You offered the heroic a modern face,
though death proved the more determined.
x
You understood lives alter what they touch:
a house, a street, a flowering tree,
for those who know us are not struck dumb,
a library unread the moment we die.
They roar like a lantern with our life inside.
x
The idea of lives of the dead altering the lives of those they have touched in life is familiar enough, though I was working on my translations of Rainer Maria Rilke around this time and I’m sure his influence is in here. It is not just the remembering of a friend who has passed away, but also that our own perceptions of ‘a house, a street, a flowering tree’, for want of a better word, spiritualises the material object, giving it a life, a light, an existence, beyond the ordinary.

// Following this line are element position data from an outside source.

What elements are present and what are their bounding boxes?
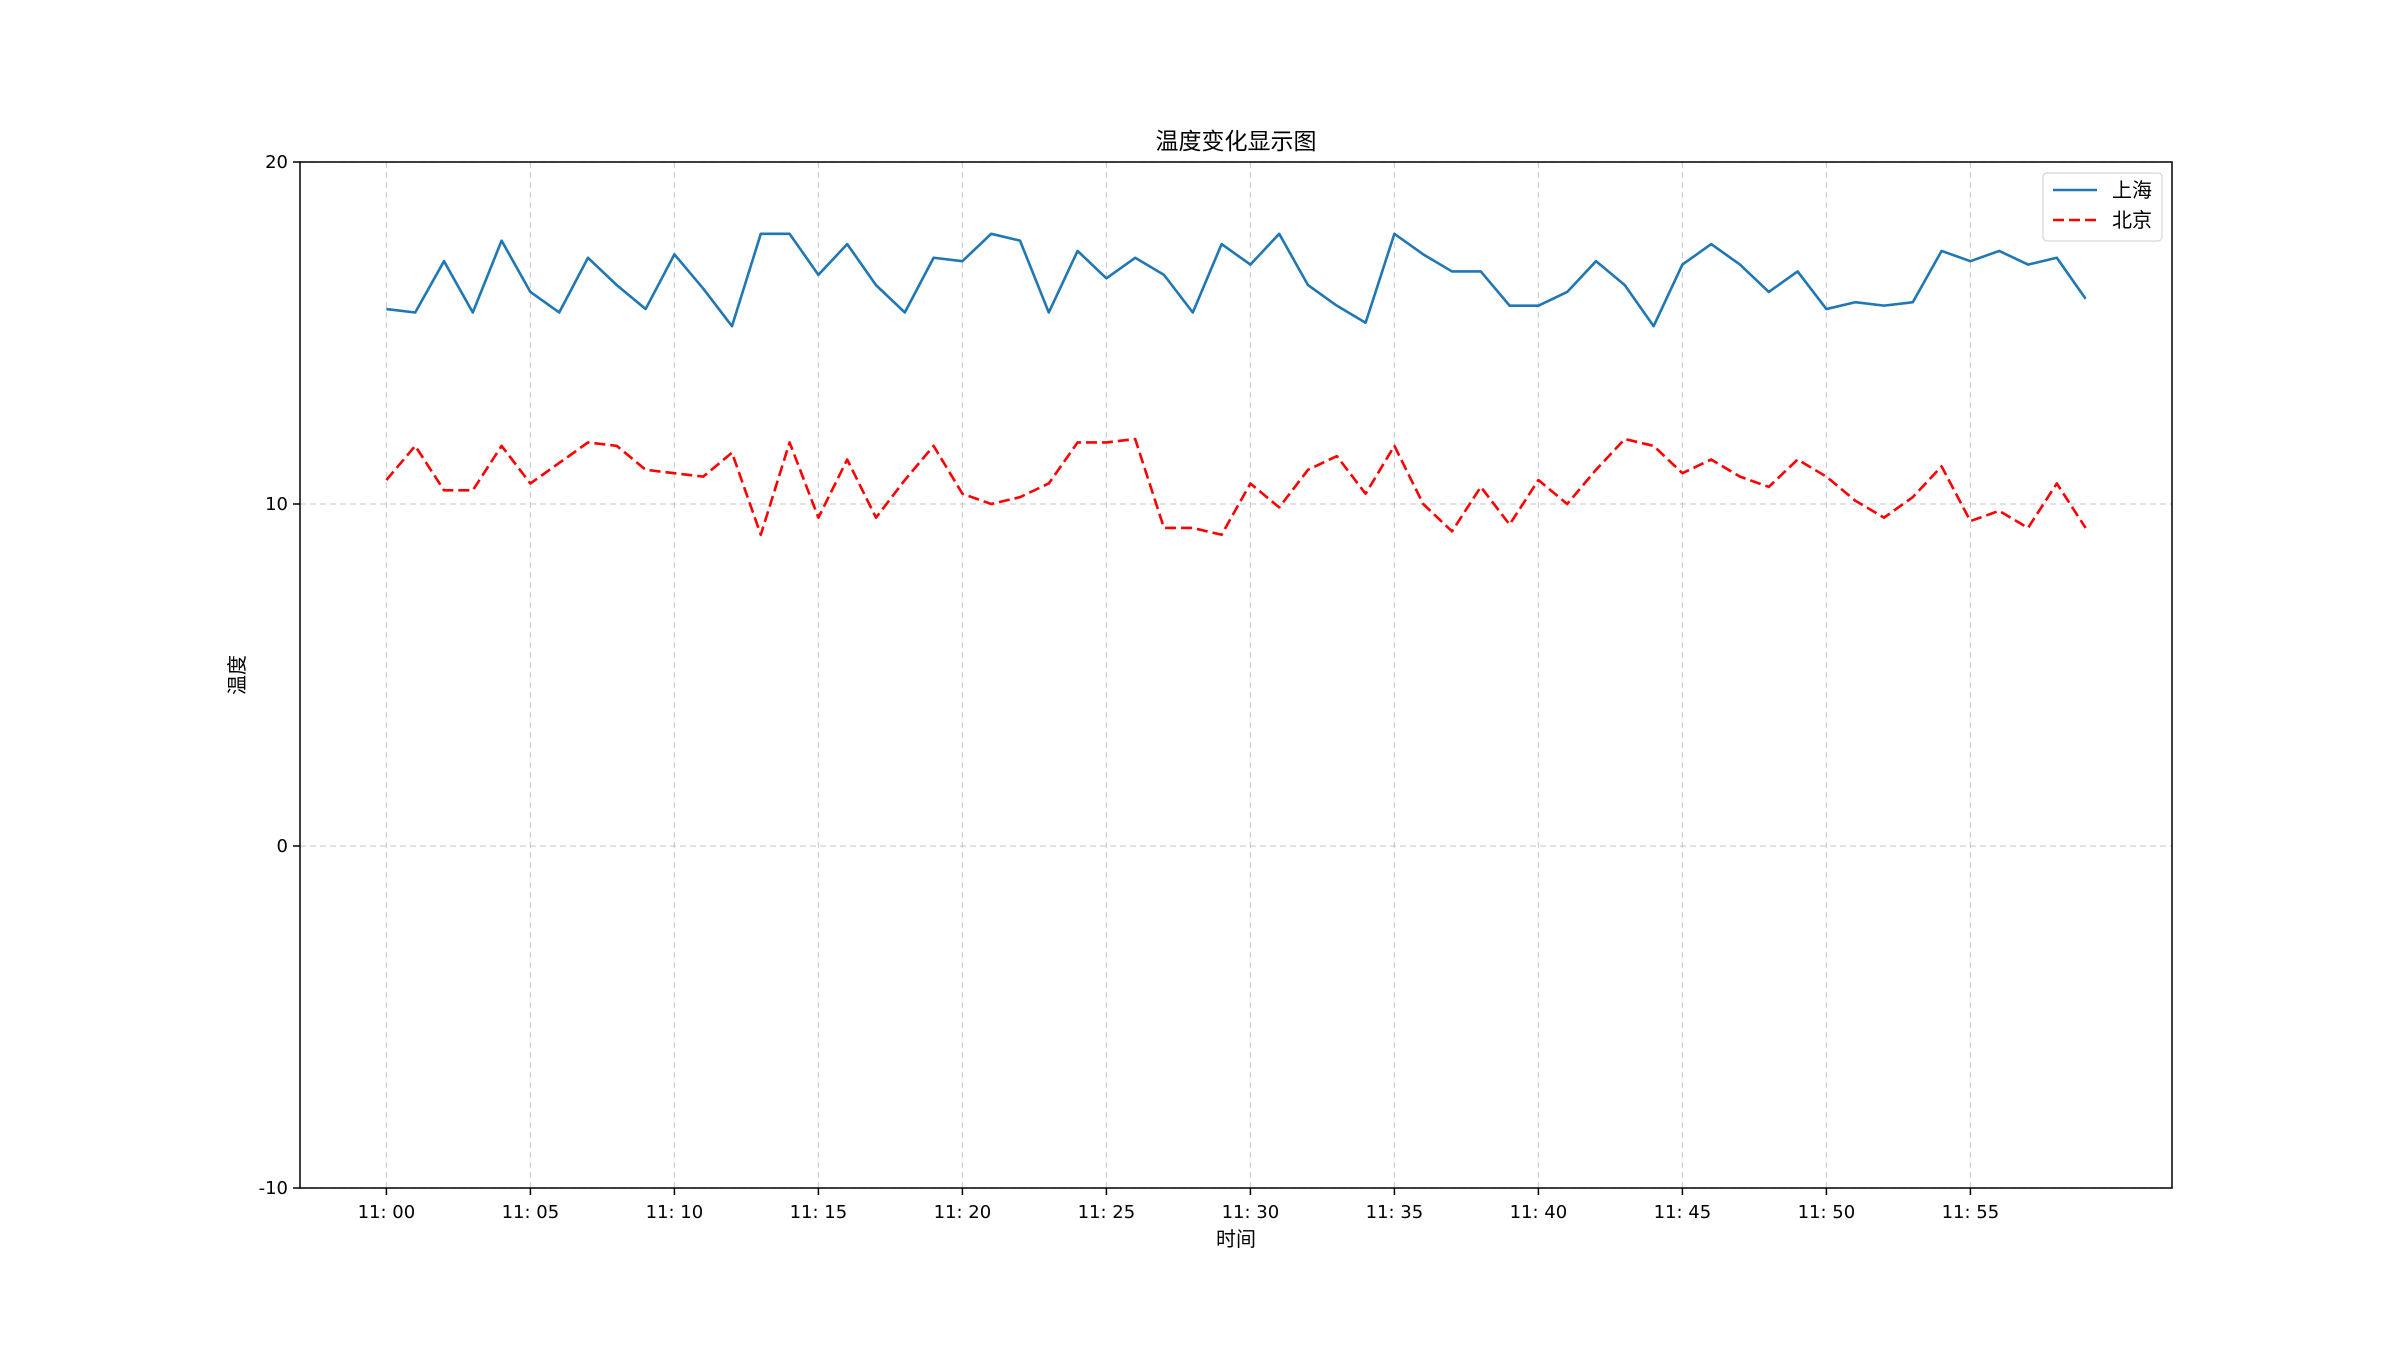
x-tick-label: 11: 20 — [934, 1202, 992, 1223]
y-tick-label: -10 — [259, 1178, 288, 1199]
series-line-shanghai — [386, 232, 2087, 328]
x-tick-label: 11: 15 — [790, 1202, 848, 1223]
x-tick-label: 11: 25 — [1078, 1202, 1136, 1223]
series-line-beijing — [385, 437, 2087, 537]
y-tick-label: 20 — [265, 152, 288, 173]
x-tick-label: 11: 50 — [1798, 1202, 1856, 1223]
x-tick-label: 11: 30 — [1222, 1202, 1280, 1223]
y-axis-label: 温度 — [225, 655, 249, 695]
legend-label-shanghai: 上海 — [2112, 178, 2152, 202]
plot-frame — [299, 161, 2173, 1189]
legend-label-beijing: 北京 — [2112, 208, 2152, 232]
legend: 上海 北京 — [2042, 172, 2163, 242]
x-tick-label: 11: 45 — [1654, 1202, 1712, 1223]
x-tick-label: 11: 10 — [646, 1202, 704, 1223]
y-tick-label: 10 — [265, 494, 288, 515]
chart-title: 温度变化显示图 — [1156, 129, 1317, 155]
x-tick-label: 11: 35 — [1366, 1202, 1424, 1223]
x-axis-label: 时间 — [1216, 1227, 1256, 1251]
x-tick-label: 11: 05 — [502, 1202, 560, 1223]
ticks-layer: -10 0 10 20 11: 00 11: 05 11: 10 11: 15 11: 20 11… — [259, 152, 2000, 1223]
x-tick-label: 11: 55 — [1942, 1202, 2000, 1223]
x-tick-label: 11: 40 — [1510, 1202, 1568, 1223]
grid-layer — [300, 161, 2172, 1189]
y-tick-label: 0 — [277, 836, 288, 857]
series-layer — [385, 232, 2087, 537]
x-tick-label: 11: 00 — [358, 1202, 416, 1223]
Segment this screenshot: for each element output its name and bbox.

The resurrection of the bugs stomped by my daughter in what follows is probably an allusion to the early primitive computer games the kids used to play in which a failed – hence fatal – leap from a high building would result only in a brief ‘death’ and their 1st person avatar would soon revive and carry on in pursuit of adventure.
x
In Hornsey Central at 570
this morning, I found books to undermine
my daughter’s smiling confidence
that bugs she crushes beneath her shoe
lie dead a while, then revive good as new.
x
At 790, I leafed through life and death
in Ancient Egypt for her older brother:
how they wash their dead in water and oil,
then bind them in linen smeared with gum
and priests wrap lucky charms inside
x
in hope that none will break the seal
till the dead themselves in time of need.
x
The ‘lucky charms’ idea naturally led the poem on to what I myself might place in a good friend’s sarcophagus and gave rise to a list of his multifarious likes and loves, concluding with the heartfelt wish that his (prematurely unhirsute) head might – even in death (though he had no religious belief as far as I know) – remain somehow protected. The image on the underside of Laurence’s umbrella is a truth!
x
Then I’ll wrap Homer for you, Wolves black-
and-gold, your Micra, Marvel, Blockley
and booze, moist, sweet cake for the road,
x
Frederick Leighton, Sir Frankie Howerd,
Wisden, The Smiths and that Italian umbrella
you flourished one day and thundered open –
behold! the Sistine roof appeared
to keep your bald head from the hissing rain.